Geboren wurde er am 30. April 1770 in London (England). Nach dem Besuch einer Armenschule in der Nähe der Westminster-Abtei, trat David Thompson mit 14 Jahren in die Dienste der schon damals bedeutenden HUDSON’S BAY COMPANY, wo er als Junior Clerk (eine Art Bürogehilfe und Schreiber) verpflichtet wurde. Damit begann sein Weg in die Neue Welt. Er traf im Jahr 1784 in der kleinen Siedlung Churchill in der Hudson’s Bay in Kanada ein. Hier arbeitete er in der Lageverwaltung, bewährte sich und wurde als Assistant Clerk in die Niederlassungen dieser mächtigen Pelzhandelsfirma am Saskatchewan River versetzt.
In jener Zeit begannen heftige Rivalitäten der Pelzhandelsfirmen untereinander. Die Hudson’s Bay, die zunächst ein absolutes Monopol hatte, den größten Teil des heutigen Kanada und die Region um die Großen Seen beherrschte, wurde von der 1779 in Montreal entstandenen North West Company herausgefordert, einer Firma, die überwiegend von Schotten betrieben wurde. Der Konkurrenzkampf im lukrativen Pelzhandel wurde immer schärfer.
David Thompson verließ die HBC 1797 und wurde ein North West Company-Mann.
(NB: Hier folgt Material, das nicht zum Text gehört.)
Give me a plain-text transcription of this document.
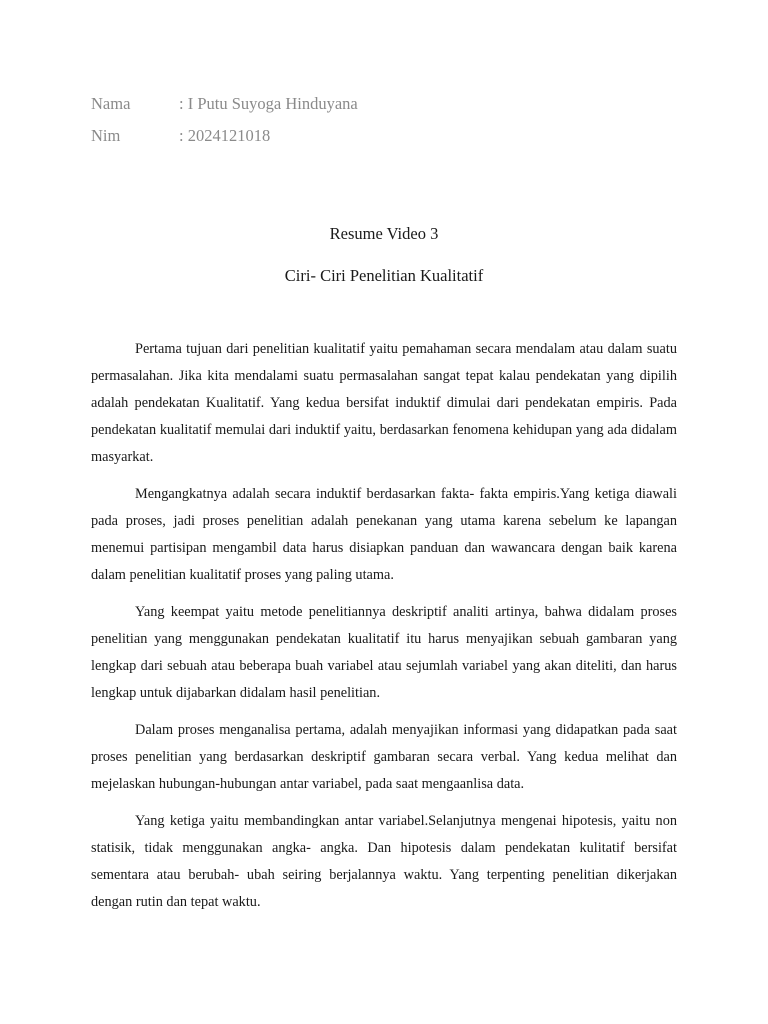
Nama	: I Putu Suyoga Hinduyana
Nim	: 2024121018
Resume Video 3
Ciri- Ciri Penelitian Kualitatif

Pertama tujuan dari penelitian kualitatif yaitu pemahaman secara mendalam atau dalam suatu permasalahan. Jika kita mendalami suatu permasalahan sangat tepat kalau pendekatan yang dipilih adalah pendekatan Kualitatif. Yang kedua bersifat induktif dimulai dari pendekatan empiris. Pada pendekatan kualitatif memulai dari induktif yaitu, berdasarkan fenomena kehidupan yang ada didalam masyarkat.

Mengangkatnya adalah secara induktif berdasarkan fakta- fakta empiris.Yang ketiga diawali pada proses, jadi proses penelitian adalah penekanan yang utama karena sebelum ke lapangan menemui partisipan mengambil data harus disiapkan panduan dan wawancara dengan baik karena dalam penelitian kualitatif proses yang paling utama.

Yang keempat yaitu metode penelitiannya deskriptif analiti artinya, bahwa didalam proses penelitian yang menggunakan pendekatan kualitatif itu harus menyajikan sebuah gambaran yang lengkap dari sebuah atau beberapa buah variabel atau sejumlah variabel yang akan diteliti, dan harus lengkap untuk dijabarkan didalam hasil penelitian.

Dalam proses menganalisa pertama, adalah menyajikan informasi yang didapatkan pada saat proses penelitian yang berdasarkan deskriptif gambaran secara verbal. Yang kedua melihat dan mejelaskan hubungan-hubungan antar variabel, pada saat mengaanlisa data.

Yang ketiga yaitu membandingkan antar variabel.Selanjutnya mengenai hipotesis, yaitu non statisik, tidak menggunakan angka- angka. Dan hipotesis dalam pendekatan kulitatif bersifat sementara atau berubah- ubah seiring berjalannya waktu. Yang terpenting penelitian dikerjakan dengan rutin dan tepat waktu.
Hier erhielt er den Posten eines weitaus besser bezahlen Clerks – das waren im Pelzhandel die Prokuristen, die auch an den Umsätzen des Geschäfts beteiligt waren. Er zog in den Westen von Kanada und baute einen florierenden Handelsposten auf, dessen Kontakte auch in das Gebiet der heutigen USA reichten. (Damals war die Grenze zwischen Kanada und den USA noch hoch umstritten und nicht gefestigt.)
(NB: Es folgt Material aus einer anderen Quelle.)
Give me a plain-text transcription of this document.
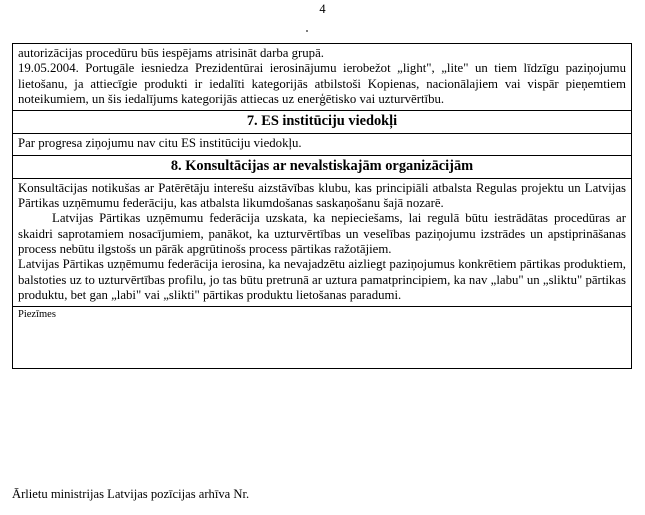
4

autorizācijas procedūru būs iespējams atrisināt darba grupā.

19.05.2004. Portugāle iesniedza Prezidentūrai ierosinājumu ierobežot „light", „lite" un tiem līdzīgu paziņojumu lietošanu, ja attiecīgie produkti ir iedalīti kategorijās atbilstoši Kopienas, nacionālajiem vai vispār pieņemtiem noteikumiem, un šis iedalījums kategorijās attiecas uz enerģētisko vai uzturvērtību.

7. ES institūciju viedokļi
Par progresa ziņojumu nav citu ES institūciju viedokļu.
8. Konsultācijas ar nevalstiskajām organizācijām

Konsultācijas notikušas ar Patērētāju interešu aizstāvības klubu, kas principiāli atbalsta Regulas projektu un Latvijas Pārtikas uzņēmumu federāciju, kas atbalsta likumdošanas saskaņošanu šajā nozarē.

Latvijas Pārtikas uzņēmumu federācija uzskata, ka nepieciešams, lai regulā būtu iestrādātas procedūras ar skaidri saprotamiem nosacījumiem, panākot, ka uzturvērtības un veselības paziņojumu izstrādes un apstiprināšanas process nebūtu ilgstošs un pārāk apgrūtinošs process pārtikas ražotājiem.

Latvijas Pārtikas uzņēmumu federācija ierosina, ka nevajadzētu aizliegt paziņojumus konkrētiem pārtikas produktiem, balstoties uz to uzturvērtības profilu, jo tas būtu pretrunā ar uztura pamatprincipiem, ka nav „labu" un „sliktu" pārtikas produktu, bet gan „labi" vai „slikti" pārtikas produktu lietošanas paradumi.

Piezīmes
Ārlietu ministrijas Latvijas pozīcijas arhīva Nr.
Als Grundlage für seine Handelsregion begann Thompson mit der Vermessung des Landes und der Erstellung von Landkarten. Es waren die ersten Landkarten des Gebiets entlang des Columbia River und aller Nebenflüsse. Diese Karten zeigten Thompsons wahres Talent. Sie besaßen eine solche Exaktheit, dass sie die Grundlage für moderne Landkarten im 20. Jahrhundert wurden. 1787 verschmolz die North West Company mit der Hudson’s Bay Company, und Thompson trat wieder in die Dienste seiner alten Firma. Diese erkannte schnell den Wert seiner Arbeit und schickte ihn von da an als Kartograph und Landvermesser in die Wildnis. Bis 1812 bereiste und kartographierte Thompson kanadische und amerikanische Gebiete in einer Größe von über 4 Millionen Quadratkilometern. Es ist Thompson zu verdanken, dass weite Gebiete Nordamerikas, die für die europäischen Mächte als „weiße Flecken“ galten, mit Strukturen gefüllt wurden. Thompson war einer der ersten Europäer, der dem mächtigen Columbia River von der Quelle bis zu seiner Mündung in den Pacific folgte. Er überquerte 1807 die Rocky Mountains.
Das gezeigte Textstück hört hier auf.